What do you see? I see five beautifully dressed black women walking up the steps to enter a building. Look at their coats, heals, and hair. Absolutely glamorous. But I also don’t see clearly. The painting is blurry. Not like when the figures are in motion, but it looks like the image is a layer with another image. In this artwork, the painting was layered with the exact same image. The artists shifted the second image which was created on silk with toner to give that fuzzy, not in focus look. The unclarity of the artwork image might be to remind the view this history might be fading away.
The sketch prompt is to take a photograph of an image you don’t want the memory to fade away. Print the image twice. One on paper and the other on a different material, tracing paper or fabric. Line the pictures up a bit off-center to give your artwork an unclear image. Why did you select to photograph your subject and make the picture look blurry?

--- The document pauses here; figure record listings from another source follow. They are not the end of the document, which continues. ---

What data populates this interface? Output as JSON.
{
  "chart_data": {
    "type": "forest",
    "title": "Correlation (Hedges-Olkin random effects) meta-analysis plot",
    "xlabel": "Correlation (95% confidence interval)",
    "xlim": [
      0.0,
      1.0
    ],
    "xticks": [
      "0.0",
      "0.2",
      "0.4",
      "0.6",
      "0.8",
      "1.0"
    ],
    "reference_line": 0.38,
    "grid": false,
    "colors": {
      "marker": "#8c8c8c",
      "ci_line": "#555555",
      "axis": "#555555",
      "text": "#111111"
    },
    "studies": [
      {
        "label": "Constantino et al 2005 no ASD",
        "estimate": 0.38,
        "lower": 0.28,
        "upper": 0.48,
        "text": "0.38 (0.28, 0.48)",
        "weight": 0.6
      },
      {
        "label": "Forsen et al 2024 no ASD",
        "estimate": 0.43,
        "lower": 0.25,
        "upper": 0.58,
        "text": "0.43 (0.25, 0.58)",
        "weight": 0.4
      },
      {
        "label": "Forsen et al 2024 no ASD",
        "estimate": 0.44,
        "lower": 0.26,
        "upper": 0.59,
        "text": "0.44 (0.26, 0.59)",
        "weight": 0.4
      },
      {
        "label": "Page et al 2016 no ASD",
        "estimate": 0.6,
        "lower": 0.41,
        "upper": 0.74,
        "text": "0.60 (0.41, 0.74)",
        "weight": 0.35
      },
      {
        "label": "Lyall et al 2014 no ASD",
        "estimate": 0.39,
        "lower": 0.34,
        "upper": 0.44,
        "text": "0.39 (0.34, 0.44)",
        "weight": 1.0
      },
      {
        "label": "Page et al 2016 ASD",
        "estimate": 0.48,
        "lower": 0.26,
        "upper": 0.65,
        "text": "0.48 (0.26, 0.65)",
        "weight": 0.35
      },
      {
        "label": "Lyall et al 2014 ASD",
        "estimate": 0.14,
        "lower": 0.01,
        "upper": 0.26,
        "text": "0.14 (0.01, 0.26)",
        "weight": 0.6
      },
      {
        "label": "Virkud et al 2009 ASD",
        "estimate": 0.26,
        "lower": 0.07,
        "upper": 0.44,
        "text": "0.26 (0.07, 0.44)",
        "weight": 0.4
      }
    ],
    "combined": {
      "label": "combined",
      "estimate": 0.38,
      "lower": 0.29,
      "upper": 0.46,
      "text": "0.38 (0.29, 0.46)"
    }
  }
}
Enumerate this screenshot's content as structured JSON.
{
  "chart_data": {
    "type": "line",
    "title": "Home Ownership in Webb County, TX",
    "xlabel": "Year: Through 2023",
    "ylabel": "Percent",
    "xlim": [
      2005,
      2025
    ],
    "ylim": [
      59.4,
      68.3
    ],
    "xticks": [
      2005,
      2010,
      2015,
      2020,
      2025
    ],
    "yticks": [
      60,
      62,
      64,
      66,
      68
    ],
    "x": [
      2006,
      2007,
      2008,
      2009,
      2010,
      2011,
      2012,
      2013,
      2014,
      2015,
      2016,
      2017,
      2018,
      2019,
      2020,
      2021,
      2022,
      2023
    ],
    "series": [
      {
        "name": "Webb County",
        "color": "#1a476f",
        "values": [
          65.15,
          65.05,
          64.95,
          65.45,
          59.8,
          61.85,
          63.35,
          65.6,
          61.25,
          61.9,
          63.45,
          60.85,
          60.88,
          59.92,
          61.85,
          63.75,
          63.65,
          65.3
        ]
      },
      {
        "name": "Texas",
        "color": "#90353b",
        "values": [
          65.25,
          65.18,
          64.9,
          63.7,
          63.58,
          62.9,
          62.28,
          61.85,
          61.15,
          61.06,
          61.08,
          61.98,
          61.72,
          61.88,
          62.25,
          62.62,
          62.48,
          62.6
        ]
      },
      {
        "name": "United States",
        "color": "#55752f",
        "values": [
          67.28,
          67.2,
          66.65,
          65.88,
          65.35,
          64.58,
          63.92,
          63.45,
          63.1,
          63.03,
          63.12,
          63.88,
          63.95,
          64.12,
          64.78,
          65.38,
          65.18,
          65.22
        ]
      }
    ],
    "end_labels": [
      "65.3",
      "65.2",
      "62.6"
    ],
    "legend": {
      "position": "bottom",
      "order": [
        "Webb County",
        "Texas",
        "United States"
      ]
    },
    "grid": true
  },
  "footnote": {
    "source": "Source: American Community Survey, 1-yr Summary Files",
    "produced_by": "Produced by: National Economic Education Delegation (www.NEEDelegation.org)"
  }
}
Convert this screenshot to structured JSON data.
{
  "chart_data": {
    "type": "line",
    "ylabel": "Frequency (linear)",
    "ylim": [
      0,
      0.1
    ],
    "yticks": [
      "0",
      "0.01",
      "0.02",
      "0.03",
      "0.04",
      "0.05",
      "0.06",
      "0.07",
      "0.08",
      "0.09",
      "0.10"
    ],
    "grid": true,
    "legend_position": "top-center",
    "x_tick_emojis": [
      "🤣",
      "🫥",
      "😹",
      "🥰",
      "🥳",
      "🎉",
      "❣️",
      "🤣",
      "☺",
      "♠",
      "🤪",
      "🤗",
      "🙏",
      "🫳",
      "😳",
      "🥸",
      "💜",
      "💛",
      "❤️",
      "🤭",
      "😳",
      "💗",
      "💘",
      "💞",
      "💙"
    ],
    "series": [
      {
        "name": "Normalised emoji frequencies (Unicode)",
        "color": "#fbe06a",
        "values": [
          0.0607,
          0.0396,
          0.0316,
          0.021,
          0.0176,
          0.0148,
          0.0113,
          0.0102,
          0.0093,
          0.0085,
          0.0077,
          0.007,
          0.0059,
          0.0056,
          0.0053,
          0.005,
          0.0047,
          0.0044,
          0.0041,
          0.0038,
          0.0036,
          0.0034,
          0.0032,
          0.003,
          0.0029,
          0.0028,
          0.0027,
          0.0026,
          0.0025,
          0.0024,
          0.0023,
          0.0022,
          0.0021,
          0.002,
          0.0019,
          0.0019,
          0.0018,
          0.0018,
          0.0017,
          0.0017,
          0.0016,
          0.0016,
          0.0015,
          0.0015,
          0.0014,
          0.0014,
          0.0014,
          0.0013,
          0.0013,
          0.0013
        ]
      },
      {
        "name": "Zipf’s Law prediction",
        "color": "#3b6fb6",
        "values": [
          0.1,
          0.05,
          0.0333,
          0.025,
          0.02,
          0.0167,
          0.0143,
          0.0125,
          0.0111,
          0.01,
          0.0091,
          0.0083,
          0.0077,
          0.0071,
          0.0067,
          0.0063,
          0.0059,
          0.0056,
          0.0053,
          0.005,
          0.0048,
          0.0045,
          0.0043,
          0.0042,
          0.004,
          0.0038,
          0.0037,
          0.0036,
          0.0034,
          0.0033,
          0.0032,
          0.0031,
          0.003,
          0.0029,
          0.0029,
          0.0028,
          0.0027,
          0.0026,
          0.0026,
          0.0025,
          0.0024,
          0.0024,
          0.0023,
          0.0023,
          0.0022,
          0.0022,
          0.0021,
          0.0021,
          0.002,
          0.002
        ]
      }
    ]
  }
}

Time to TALK. One of the prominent women in the artwork is Ruby Blackburn. She was born in 1901 in Georgia and educated at Morris Brown College. She owned her own Beauty Shop in Atlanta and was active in the community and civic affairs. She organized the T.I.C. (To Improve Conditions) Club and many other organizations including the Georgia League of Negro Women Voters. I wonder what the women were going to fight for the day the original photograph was taken? The artists found the photograph at the Auburn Avenue Research Library Collection, where they received permission to use it as a reference in their artwork.